Oh I dunno, I really dig Scarface. Not every day you create the ultimate scumbag immigrant epic poem and shoot the numinious immigrant myth full of holes.

12/12/07, 11:46 AM

Anonymous Svigor said...

How many other examples of "great book-terrible movie" can rival Bonfire?

The Stand was pretty good/horrible.

12/12/07, 11:48 AM

Anonymous ben tillman said...

My one year in Manhattan coincided with the publication of this book. It really was true to life. I agree completely, Steve -- great book, terrible movie. Hanks was *not* Sherman McCoy material.

12/12/07, 8:03 PM

Anonymous Fred said...

I haven't seen the film version of Atonement yet (read the book when it was short-listed for the Booker Prize), but judging by the reviews it might be a rare example of a great movie from a great book.

12/12/07, 11:01 PM

Anonymous Anonymous said...

Actually, the Duke Lacrosse mess has strong echoes from Wolfe's latest book, "I Am Charlotte Simons." That book was partly based on his visits to Duke.

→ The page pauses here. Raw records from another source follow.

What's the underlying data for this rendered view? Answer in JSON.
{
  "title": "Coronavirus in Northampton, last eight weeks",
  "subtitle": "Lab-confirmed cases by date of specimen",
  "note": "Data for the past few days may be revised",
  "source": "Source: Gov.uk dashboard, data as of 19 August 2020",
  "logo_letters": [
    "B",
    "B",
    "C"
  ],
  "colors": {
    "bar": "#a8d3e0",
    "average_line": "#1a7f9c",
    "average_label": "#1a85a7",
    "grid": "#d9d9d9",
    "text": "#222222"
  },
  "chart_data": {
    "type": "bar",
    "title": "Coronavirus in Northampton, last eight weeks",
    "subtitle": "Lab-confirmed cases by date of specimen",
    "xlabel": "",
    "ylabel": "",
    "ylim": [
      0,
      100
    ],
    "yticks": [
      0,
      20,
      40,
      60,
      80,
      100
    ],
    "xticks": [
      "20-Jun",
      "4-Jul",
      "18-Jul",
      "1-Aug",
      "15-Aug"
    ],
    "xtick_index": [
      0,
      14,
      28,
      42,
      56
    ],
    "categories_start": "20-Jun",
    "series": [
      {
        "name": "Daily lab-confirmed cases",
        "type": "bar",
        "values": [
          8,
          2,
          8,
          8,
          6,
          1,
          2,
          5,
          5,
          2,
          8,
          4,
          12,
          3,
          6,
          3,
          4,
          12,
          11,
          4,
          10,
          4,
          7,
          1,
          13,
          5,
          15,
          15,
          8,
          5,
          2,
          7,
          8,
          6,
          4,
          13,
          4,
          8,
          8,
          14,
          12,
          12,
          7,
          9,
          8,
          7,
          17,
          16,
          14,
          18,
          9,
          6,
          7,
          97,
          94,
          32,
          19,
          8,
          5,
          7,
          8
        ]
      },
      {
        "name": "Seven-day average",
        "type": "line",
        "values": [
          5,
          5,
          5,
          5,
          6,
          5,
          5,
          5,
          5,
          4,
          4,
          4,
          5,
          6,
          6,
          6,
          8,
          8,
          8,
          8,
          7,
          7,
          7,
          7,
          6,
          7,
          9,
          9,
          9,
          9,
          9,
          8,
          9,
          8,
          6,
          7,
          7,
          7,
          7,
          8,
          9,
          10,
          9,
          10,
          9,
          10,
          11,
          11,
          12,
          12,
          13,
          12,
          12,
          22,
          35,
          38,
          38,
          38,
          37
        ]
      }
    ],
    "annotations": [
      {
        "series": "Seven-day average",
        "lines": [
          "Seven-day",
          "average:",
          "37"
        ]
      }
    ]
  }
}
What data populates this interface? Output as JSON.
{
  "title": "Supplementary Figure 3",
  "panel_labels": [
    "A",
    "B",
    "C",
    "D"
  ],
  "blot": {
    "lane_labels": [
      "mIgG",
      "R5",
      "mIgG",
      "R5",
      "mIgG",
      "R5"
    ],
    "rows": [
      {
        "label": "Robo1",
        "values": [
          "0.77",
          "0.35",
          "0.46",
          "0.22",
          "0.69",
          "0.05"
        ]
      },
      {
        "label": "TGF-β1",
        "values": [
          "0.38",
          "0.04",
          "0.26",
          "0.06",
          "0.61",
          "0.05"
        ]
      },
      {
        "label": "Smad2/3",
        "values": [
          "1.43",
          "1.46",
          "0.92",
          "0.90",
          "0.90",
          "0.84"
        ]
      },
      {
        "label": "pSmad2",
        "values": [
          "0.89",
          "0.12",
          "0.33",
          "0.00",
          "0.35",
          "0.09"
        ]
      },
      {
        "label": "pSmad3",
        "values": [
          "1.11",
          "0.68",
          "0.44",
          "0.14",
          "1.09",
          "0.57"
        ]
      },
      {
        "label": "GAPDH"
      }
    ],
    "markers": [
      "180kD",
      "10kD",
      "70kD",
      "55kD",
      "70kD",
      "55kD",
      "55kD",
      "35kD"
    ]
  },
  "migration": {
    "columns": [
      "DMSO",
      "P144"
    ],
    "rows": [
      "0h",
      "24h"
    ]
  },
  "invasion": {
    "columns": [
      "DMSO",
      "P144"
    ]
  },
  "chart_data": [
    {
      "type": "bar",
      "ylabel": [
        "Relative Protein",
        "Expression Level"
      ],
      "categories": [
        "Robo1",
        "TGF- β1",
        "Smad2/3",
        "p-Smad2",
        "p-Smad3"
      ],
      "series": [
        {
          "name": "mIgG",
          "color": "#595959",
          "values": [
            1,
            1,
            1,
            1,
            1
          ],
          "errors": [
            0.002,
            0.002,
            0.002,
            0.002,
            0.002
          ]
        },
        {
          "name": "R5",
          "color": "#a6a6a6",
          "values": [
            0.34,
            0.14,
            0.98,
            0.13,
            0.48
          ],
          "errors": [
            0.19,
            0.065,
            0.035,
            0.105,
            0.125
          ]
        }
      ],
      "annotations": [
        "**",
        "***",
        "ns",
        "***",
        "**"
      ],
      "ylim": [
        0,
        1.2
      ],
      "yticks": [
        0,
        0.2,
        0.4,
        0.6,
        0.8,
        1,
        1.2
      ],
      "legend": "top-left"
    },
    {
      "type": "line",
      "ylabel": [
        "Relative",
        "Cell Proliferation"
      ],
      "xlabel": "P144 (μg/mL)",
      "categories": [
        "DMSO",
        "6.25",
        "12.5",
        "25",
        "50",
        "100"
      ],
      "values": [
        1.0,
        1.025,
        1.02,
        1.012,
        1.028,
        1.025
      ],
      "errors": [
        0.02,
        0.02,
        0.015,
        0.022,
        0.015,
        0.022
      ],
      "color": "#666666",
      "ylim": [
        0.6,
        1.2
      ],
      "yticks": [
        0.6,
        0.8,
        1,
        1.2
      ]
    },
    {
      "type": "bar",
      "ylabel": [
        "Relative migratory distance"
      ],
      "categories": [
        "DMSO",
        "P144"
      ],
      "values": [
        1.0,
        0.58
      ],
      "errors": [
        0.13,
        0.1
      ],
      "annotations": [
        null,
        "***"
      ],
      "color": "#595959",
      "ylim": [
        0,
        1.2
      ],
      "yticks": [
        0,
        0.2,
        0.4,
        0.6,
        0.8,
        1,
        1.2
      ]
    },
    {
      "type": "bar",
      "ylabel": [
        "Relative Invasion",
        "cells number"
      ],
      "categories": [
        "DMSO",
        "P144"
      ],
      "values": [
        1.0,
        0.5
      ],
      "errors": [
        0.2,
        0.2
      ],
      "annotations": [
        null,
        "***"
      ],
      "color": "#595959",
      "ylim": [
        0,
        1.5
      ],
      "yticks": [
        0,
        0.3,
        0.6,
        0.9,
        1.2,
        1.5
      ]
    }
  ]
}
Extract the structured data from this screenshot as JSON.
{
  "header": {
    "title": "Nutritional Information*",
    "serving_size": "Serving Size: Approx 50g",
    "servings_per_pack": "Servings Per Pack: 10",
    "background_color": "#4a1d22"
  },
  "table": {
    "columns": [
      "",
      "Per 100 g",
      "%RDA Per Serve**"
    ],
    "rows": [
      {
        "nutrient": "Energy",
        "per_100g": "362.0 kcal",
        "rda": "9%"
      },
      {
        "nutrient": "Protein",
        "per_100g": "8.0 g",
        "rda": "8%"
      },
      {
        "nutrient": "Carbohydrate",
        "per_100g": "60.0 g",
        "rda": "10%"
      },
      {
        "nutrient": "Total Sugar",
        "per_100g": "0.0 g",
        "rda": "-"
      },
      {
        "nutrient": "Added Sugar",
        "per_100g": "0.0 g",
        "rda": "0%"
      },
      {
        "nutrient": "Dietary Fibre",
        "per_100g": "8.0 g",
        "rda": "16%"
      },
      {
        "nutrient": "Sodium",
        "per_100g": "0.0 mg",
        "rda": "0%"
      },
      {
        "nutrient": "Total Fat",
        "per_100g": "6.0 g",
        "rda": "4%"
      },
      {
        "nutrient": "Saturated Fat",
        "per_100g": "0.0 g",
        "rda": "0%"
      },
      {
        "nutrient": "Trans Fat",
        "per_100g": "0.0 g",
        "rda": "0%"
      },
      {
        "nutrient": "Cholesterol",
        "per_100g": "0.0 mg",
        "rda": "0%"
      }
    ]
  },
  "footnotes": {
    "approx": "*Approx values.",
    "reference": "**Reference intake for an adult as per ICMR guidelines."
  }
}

David Brooks remarked that all scandals appear twice, first in a Tom Wolfe story, then in real life.

Wolfe is currently working on a book based in Miami, concerning immigration. Just up your alley.

12/14/07, 8:57 AM

Anonymous Anonymous said...

The 2007 "Tom Wolfe Award for Wrestling the Beast and Bringing the Lurid Carnival of American Life to Heel" Goes to...

New York Magazine's "New York Look Book", 2007.